Oltre alla possibilità di acquistare Cobalt Strike attraverso i canali ufficiali (una licenza ha il costo di 3.500 dollari, ma richiede una registrazione) i cyber criminali possono procurarsi versioni pirata del tool sul mercato nero. In questo caso, però, l’esborso è decisamente superiore e si aggira intorno ai 45.000 dollari.
Il tool viene utilizzato sia da cyber criminali “comuni”, sia dai più sofisticati gruppi APT (Advanced Persistent Threat) che operano per conto di governi e servizi segreti. I vantaggi che offre lo strumento, spiegano gli autori del report, sono numerosi.
Prima di tutto il fatto che Cobalt Strike agisce a livello di memoria, con la conseguente possibilità di evitare di lasciare tracce dopo l’attacco.
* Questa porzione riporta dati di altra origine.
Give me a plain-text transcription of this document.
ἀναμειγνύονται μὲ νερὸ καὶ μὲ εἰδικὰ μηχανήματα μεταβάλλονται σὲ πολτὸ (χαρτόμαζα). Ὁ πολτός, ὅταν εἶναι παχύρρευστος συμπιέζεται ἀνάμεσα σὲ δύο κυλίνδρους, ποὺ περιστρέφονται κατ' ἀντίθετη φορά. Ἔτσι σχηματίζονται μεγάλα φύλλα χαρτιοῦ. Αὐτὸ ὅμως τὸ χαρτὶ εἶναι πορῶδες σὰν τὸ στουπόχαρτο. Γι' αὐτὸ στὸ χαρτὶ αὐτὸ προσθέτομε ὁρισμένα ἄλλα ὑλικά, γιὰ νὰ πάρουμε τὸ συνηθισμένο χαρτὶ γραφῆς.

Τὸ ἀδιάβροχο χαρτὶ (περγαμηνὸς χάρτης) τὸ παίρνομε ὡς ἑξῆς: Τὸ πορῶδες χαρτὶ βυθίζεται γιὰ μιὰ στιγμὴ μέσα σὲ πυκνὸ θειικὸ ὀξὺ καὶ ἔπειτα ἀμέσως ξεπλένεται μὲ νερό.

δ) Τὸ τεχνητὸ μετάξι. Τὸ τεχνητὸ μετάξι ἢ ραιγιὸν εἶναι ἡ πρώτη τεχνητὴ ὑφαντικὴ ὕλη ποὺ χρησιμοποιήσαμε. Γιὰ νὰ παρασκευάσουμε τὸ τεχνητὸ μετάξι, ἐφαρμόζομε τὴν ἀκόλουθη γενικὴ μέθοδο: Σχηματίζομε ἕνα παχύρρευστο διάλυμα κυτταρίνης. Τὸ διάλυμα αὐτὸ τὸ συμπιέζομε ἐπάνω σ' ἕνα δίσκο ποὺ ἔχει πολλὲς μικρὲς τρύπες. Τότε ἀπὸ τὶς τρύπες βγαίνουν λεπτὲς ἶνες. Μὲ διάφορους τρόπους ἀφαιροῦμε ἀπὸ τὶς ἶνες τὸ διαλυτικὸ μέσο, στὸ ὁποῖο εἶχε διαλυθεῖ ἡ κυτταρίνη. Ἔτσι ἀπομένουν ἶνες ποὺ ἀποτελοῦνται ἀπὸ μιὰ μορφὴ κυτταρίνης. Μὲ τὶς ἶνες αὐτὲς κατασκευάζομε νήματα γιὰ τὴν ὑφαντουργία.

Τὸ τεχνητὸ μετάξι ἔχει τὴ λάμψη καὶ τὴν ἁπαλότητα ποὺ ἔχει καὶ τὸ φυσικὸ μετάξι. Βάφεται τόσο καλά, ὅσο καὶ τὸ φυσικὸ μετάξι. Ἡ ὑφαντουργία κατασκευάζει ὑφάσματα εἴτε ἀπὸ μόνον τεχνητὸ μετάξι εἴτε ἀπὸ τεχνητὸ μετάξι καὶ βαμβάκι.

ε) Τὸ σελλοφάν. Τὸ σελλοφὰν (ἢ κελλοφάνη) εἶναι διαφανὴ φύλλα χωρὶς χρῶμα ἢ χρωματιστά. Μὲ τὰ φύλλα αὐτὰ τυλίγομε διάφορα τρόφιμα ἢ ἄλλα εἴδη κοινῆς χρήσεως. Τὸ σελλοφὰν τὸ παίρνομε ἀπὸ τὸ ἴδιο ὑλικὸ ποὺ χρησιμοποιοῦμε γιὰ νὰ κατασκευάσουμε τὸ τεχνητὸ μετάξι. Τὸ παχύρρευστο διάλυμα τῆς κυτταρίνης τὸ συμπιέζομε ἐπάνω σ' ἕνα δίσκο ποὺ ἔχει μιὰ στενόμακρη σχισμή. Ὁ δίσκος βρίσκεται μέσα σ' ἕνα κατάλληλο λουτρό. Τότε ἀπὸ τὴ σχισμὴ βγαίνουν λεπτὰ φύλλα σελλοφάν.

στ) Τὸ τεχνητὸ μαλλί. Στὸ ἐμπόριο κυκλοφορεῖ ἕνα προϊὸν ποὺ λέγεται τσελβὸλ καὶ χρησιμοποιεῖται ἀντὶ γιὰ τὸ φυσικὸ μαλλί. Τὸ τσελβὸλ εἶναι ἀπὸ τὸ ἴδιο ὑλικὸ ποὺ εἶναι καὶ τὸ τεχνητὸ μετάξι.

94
La possibilità di personalizzarne le funzioni, inoltre, offre un vantaggio strategico rendendone l’individuazione più difficile da parte dei team di sicurezza.
Per quanto riguarda i gruppi APT, infine, i ricercatori sottolineano come la scelta di uno strumento “standard” consenta loro di rendere più difficile l’attribuzione degli attacchi, aspetto che per gli “hacker di stato” è tutt’altro che indifferente.
Dal punto di vista delle strategie di attacco, il tool viene spesso integrato all’interno di malware (come Ursnif) ma anche utilizzato direttamente attraverso exploit che ne avviano l’esecuzione.